Heritage Provider Network's CEO, Dr. Richard Merkin, wanted to decrease the number of avoidable hospitalizations -- which cost the country more than $40 billion every year. So, in 2011, he offered $3 million to the team that could best predict how many days a patient would spend in the hospital, and 4,500 teams, from 41 countries, provided more than 39,000 entries. The best entries were seven times as accurate as any health-care organization's predictions. "Health care has become an information science, and health-care organizations that embrace the status quo will become the Kodaks and the Blockbusters of the second decade of the 21st century," Merkin wrote in an email to me.

Competitions needn't be so grand. InnoCentive and HeroX, a spinoff from the XPRIZE Foundation, for example, allow prizes as small as a few thousand dollars for solving problems. A company or an individual can specify a problem and offer prizes for whoever comes up with the best idea to solve it. InnoCentive has already run thousands of public and inter-company competitions. The solutions they have crowdsourced have ranged from the development of biomarkers for Amyotrophic lateral sclerosis disease to dual-purpose solar lights for African villages.

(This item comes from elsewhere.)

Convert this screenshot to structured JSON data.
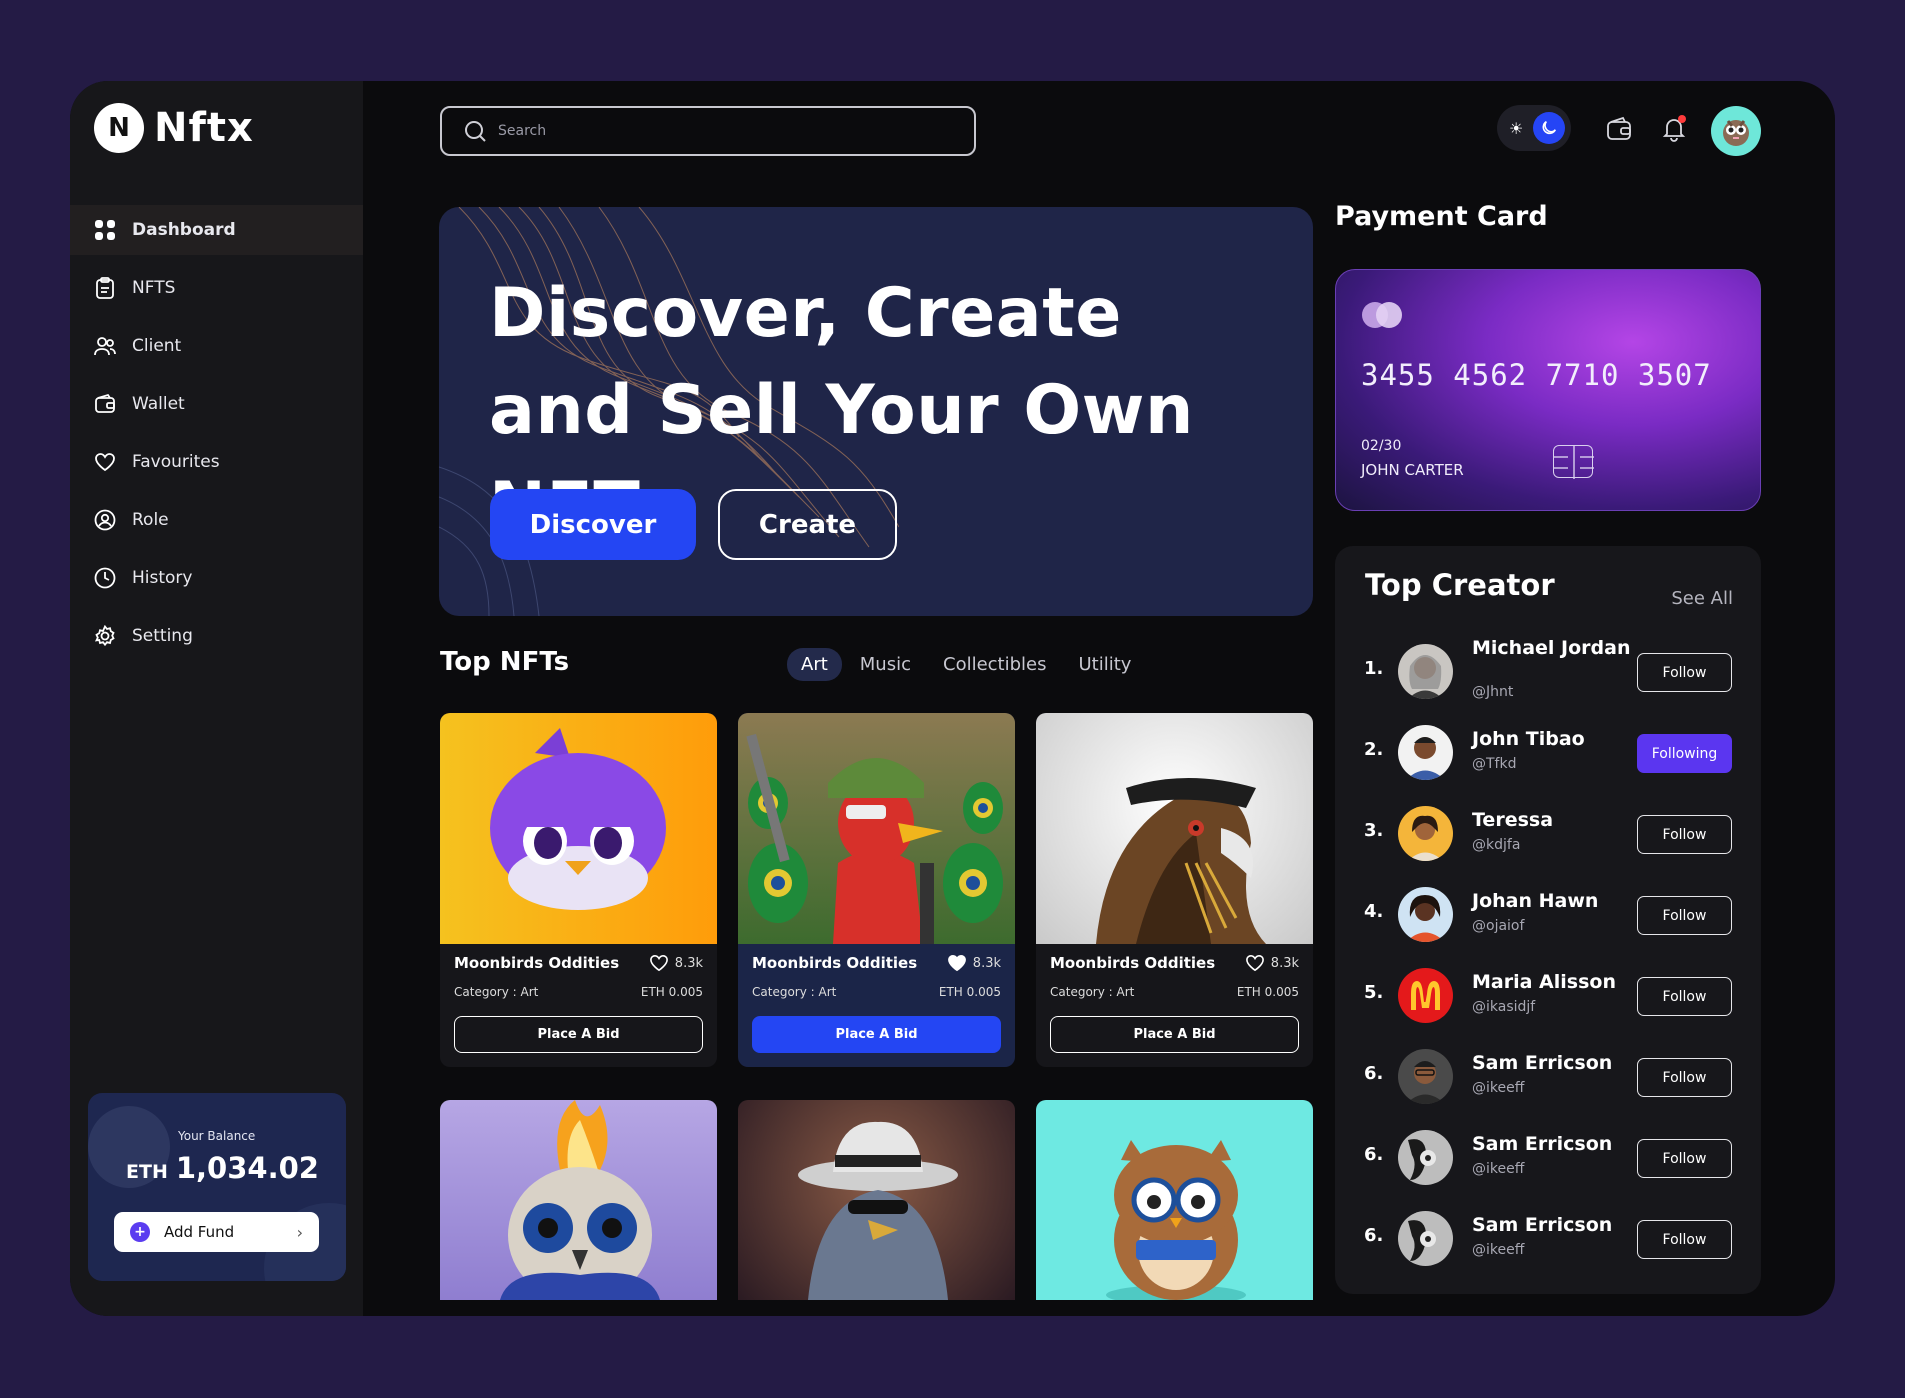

Not long ago, success in business came from hoarding knowledge. Whether in departments, in groups, or in individual experts, the motivations were to keep information confidential and use it to gain an edge. Today, it is all about sharing. When an idea is shared, one plus one equals three, because the parties learn from each another and develop new ideas. In this way, crowdsourcing harnesses the creative and competitive spirit of people all over the world, enabling them to solve big problems as well as small and bypassing the knowledge-hoarders we once depended on.